To mark the publication of Controversy and Crisis – my book of collected essays (published last month by the Academic Studies Press) : that cover some of the most sensitive and divisive issues to have confronted British Jewry in recent times – I am, in the interests of historical research, commencing the electronic publication of original documents in my possession related to these events.

The first, which I published on 7 August and which you can view at , is the Deed of Submission (13 May 1985) that authorized the establishment of a special Beth Din [Ecclesiastical Court] to adjudicate on the dismissal from the staff of Jews’ College of the senior teacher of Talmud, Rabbi Simche Lieberman.

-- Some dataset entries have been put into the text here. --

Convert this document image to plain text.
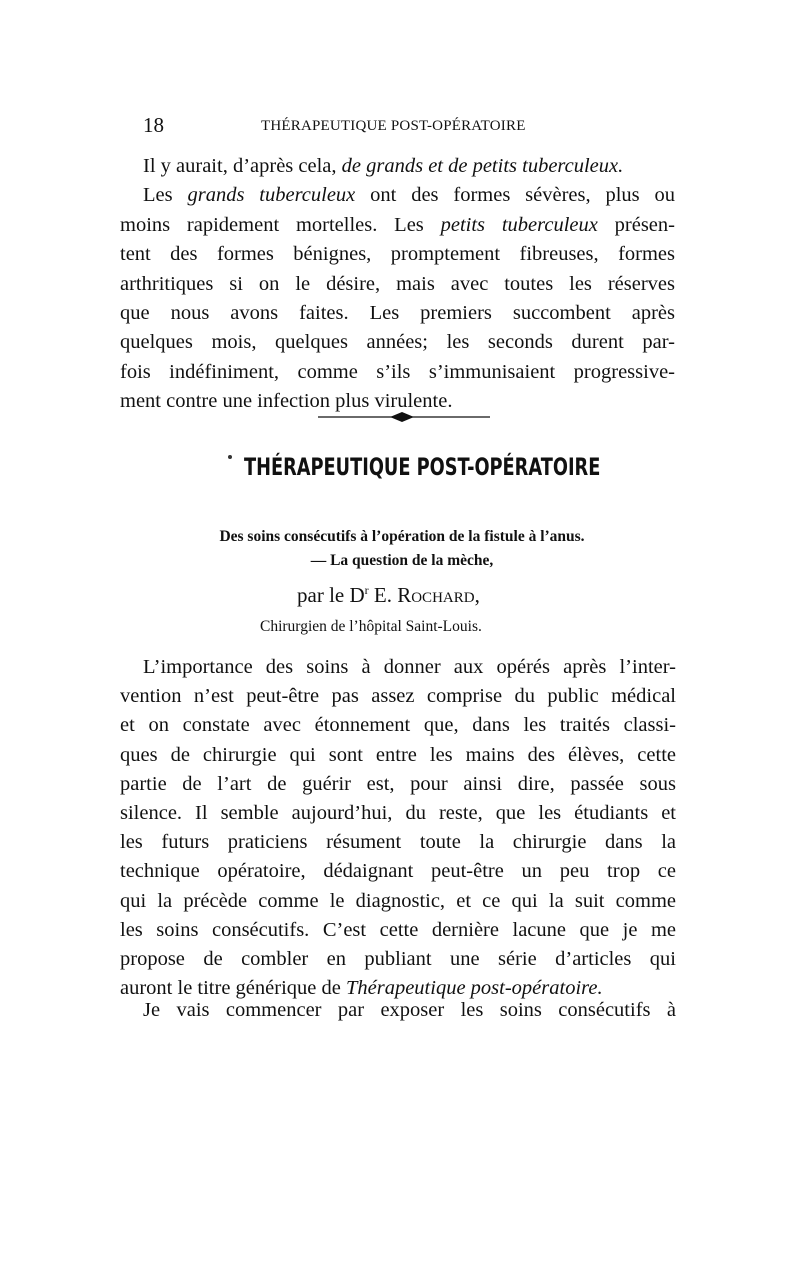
18	THÉRAPEUTIQUE POST-OPÉRATOIRE
Il y aurait, d’après cela, de grands et de petits tuberculeux.
Les grands tuberculeux ont des formes sévères, plus ou
moins rapidement mortelles. Les petits tuberculeux présen-
tent des formes bénignes, promptement fibreuses, formes
arthritiques si on le désire, mais avec toutes les réserves
que nous avons faites. Les premiers succombent après
quelques mois, quelques années; les seconds durent par-
fois indéfiniment, comme s’ils s’immunisaient progressive-
ment contre une infection plus virulente.
THÉRAPEUTIQUE POST-OPÉRATOIRE
Des soins consécutifs à l’opération de la fistule à l’anus.
— La question de la mèche,
par le $D^r$ E. Rochard,
Chirurgien de l’hôpital Saint-Louis.
L’importance des soins à donner aux opérés après l’inter-
vention n’est peut-être pas assez comprise du public médical
et on constate avec étonnement que, dans les traités classi-
ques de chirurgie qui sont entre les mains des élèves, cette
partie de l’art de guérir est, pour ainsi dire, passée sous
silence. Il semble aujourd’hui, du reste, que les étudiants et
les futurs praticiens résument toute la chirurgie dans la
technique opératoire, dédaignant peut-être un peu trop ce
qui la précède comme le diagnostic, et ce qui la suit comme
les soins consécutifs. C’est cette dernière lacune que je me
propose de combler en publiant une série d’articles qui
auront le titre générique de Thérapeutique post-opératoire.
Je vais commencer par exposer les soins consécutifs à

I now publish the second [ ], which consists of two contrasting views of the Masorti movement by two successive British Chief Rabbis, Immanuel Jakobovits and Jonathan Sacks. On 24 September 1981 Jakobovits attempted to appease the Masorti movement by agreeing to certify to the president of the Board of Deputies of British Jews that the New Highgate & North London Synagogue was "a congregation of persons professing the Jewish Religion." Such certification [dating from 1836] was necessary so that this synagogue could appoint a marriage secretary who would be able to act as civil registrar - thus obviating the necessity for couples to attend a quite separate civil marriage ceremony. But Jakobovits was careful to add a rider: that his certification was dependant upon the synagogue conducting marriages in accordance with orthodox Jewish law. He was also careful to make it clear that his certification did not extend beyond the appointment of a [civil] secretary for marriages.

Jakobovits hoped that he could thus go some way towards healing the rifts caused by the Jacobs Affair, but without compromising his view that Rabbi Dr Louis Jacobs - in effect the religious founder of the Masorti movement in Great Britain - was a heretic.

But when Sacks was asked to certify another Masorti synagogue, in St Albans (11 January 1994), he attached no such rider.

Sacks' ambivalent attitude towards the Masorti movement was a key factor fuelling the confrontation that developed between him and large sections of the Torah-orthodox communities in the UK, and which climaxed in his having to rewrite sections of his book Dignity of Difference.

This confrontation forms an important them of the essays I reproduce in Controversy and Crisis.